# @@@ START COPYRIGHT @@@
#
# Licensed to the Apache Software Foundation (ASF) under one
# or more contributor license agreements.  See the NOTICE file
# distributed with this work for additional information
# regarding copyright ownership.  The ASF licenses this file
# to you under the Apache License, Version 2.0 (the
# "License"); you may not use this file except in compliance
# with the License.  You may obtain a copy of the License at
#
#   http://www.apache.org/licenses/LICENSE-2.0
#
# Unless required by applicable law or agreed to in writing,
# software distributed under the License is distributed on an
# "AS IS" BASIS, WITHOUT WARRANTIES OR CONDITIONS OF ANY
# KIND, either express or implied.  See the License for the
# specific language governing permissions and limitations
# under the License.
#
# @@@ END COPYRIGHT @@@

setup:
1.  Make sure sqconfig is set up correctly and sqgen run.
    (some tests require a minimum number of nodes.  Tests should check
     that number of nodes needed are actually available)

2.  make sure directory containing executables is on PATH
        export PATH=$PATH:$PWD/Linux-x86_64/dbg

3.  Set the following environment variable so the shell looks in the
    current directory instead of $TRAF_HOME/sql/scripts:
       export SQ_SHELL_NOCWD=1

-----------------------------------
Child Exit
-----------------------------------

Description:
   Verifies that when a process is killed its children are also killed.
   Verifies that process death notifications are received for each process.

Discussion:

How to run:
   sqshell
      startup
      exec shell childExit.sub
      shutdown
      quit


Files for this test:
   childExitChild.cxx
   childExitCtrl.cxx
   childExitParent.cxx
   childExit.sub

Relationship to original monitor tests:
   none


Possible improvements:
   1. should verify that at least 2 nodes are configured
      [note: regTestCtrl uses validateConfiguration()]
   2. childExitParent could check how many nodes and create processes on all
   3. problem: if only one node in configuration test does not seem to execute
      but does not report an error

----------------------------------
Multi-node
-----------------------------------

Description:
   General test for monitor functionality.
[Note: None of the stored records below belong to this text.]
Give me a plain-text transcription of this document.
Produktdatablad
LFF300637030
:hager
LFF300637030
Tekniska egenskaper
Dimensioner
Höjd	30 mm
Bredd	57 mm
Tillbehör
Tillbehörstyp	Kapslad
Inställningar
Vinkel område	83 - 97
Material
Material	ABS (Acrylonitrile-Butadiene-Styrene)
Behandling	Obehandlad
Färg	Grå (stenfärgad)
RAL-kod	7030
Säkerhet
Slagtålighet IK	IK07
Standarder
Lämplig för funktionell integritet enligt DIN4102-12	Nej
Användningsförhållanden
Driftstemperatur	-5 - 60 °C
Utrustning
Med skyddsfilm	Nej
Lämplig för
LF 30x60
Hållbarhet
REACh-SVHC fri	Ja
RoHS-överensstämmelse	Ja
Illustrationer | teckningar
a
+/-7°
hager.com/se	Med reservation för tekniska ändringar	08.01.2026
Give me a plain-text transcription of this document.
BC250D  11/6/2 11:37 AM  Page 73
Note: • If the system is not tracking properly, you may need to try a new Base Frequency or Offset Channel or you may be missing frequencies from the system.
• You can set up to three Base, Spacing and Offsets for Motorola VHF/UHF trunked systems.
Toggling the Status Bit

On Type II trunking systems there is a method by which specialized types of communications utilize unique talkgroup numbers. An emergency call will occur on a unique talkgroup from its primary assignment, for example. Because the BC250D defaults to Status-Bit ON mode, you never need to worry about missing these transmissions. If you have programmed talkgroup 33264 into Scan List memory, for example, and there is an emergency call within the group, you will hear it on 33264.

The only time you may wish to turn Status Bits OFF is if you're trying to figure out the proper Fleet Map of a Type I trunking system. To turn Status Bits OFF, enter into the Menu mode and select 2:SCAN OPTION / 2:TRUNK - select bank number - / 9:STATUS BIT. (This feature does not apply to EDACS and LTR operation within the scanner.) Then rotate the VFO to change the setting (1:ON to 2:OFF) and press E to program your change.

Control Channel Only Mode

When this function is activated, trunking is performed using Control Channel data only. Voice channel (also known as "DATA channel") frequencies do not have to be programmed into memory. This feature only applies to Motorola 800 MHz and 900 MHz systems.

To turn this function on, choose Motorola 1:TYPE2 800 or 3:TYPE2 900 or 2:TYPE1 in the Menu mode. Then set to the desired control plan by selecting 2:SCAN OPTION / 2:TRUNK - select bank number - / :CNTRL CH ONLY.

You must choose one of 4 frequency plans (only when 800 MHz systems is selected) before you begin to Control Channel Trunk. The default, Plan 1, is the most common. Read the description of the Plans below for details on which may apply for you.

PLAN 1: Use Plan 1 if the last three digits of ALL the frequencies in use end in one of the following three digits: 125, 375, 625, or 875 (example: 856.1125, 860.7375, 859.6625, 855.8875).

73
This includes
   Open, Close, NewProcess, ProcessInfo and sync node state
   between nodes.

   Steps:
      1.  starts two server processes $SERV0 and $SERV1 which run
          the "server" executable.
      2.  starts a $CLIENT process which runs the "client" executable.
      3.  The $CLIENT process starts two more server processes $SERV2
          and $SERV3.
      4.  The $CLIENT process interacts with each of the server processes
          sending requests and expecting replies.
      5.  Each of the server processes eventually exits in response
          to a request from the client
      6.  The $CLIENT expects server death messages from $SERV2 and $SERV3
      7.  The $CLIENT process exits

Discussion:

How to run:
   sqshell
      startup
      exec shell multiNode.sub
      shutdown
      quit

Files for this test:
   client.cxx
   server.cxx
   multiNode.sub

Relationship to original monitor tests:
   Replaces the first part of test1.sub

Possible improvements:
   none

-----------------------------------
regTest
-----------------------------------

Description:
   Exercise the various monitor registry capabilities:
   1. Set registry entries of various types
   2. Retrieve specific registry values of various types
   3. Retrieve all registry values of a given type
   4. Verify that configuration change notices are generated as expected
   5. Verify that "continuation" feature of the "get" request works.

Discussion:

How to run:
   sqshell
      startup
      exec shell regTest.sub

Files for this test:
   regTestCtrl.cxx
   regTest.sub

Relationship to original monitor tests:
   Replaces test4.sub

Possible improvements:
1.  Verify that can get all expected cluster wide values from each node
2.  Verify that can get all "process" values for a process from each node
3.  Make sure set of any already set value overwrites the value
4.  Node configuration data should only be local to a node


-----------------------------------
deathNotice
-----------------------------------


Description:
   Exercises ability to register and cancel process death notices
   from non parent process.

   Part 1:
      Repeats the following several times:
      a. Creates a child process and sends commands to it so that
         it registers death notice interest in several processes.
      b. Sends a command so the created process exits normally.
   Part 2:
      a. opens each of the 5 server processes
      b. sends a death notification request to the monitor for each of the
         5 processes.  There is a transaction id associated with some of
         the notices.
      c. Cancels some of the notices.  Transaction id is used.
      d. sends kill request to monitor for 4 of the processes
      e. waits for death notices to arrive.
      f. verifies that the expected death notices are received.
   Part 3:
      a. Creates 3 child processes and sends commands to them for
         them to register process death interest in a specific process
      b. Kills the process for which the 3 child processes registered
         death interest
      c. Sends commands to the three child processes to find out
         whether or not they received death notices.
      d. Reports results.

Discussion:
   Part 1 of the test exercise the monitor's ability to register death
   notices and also to unregister interest when a process exits.  Note
   that the test cannot verify that the monitor actually unregistered
   interest.  A debugger can be attached to the monitor to verify this
   and this was done during test development.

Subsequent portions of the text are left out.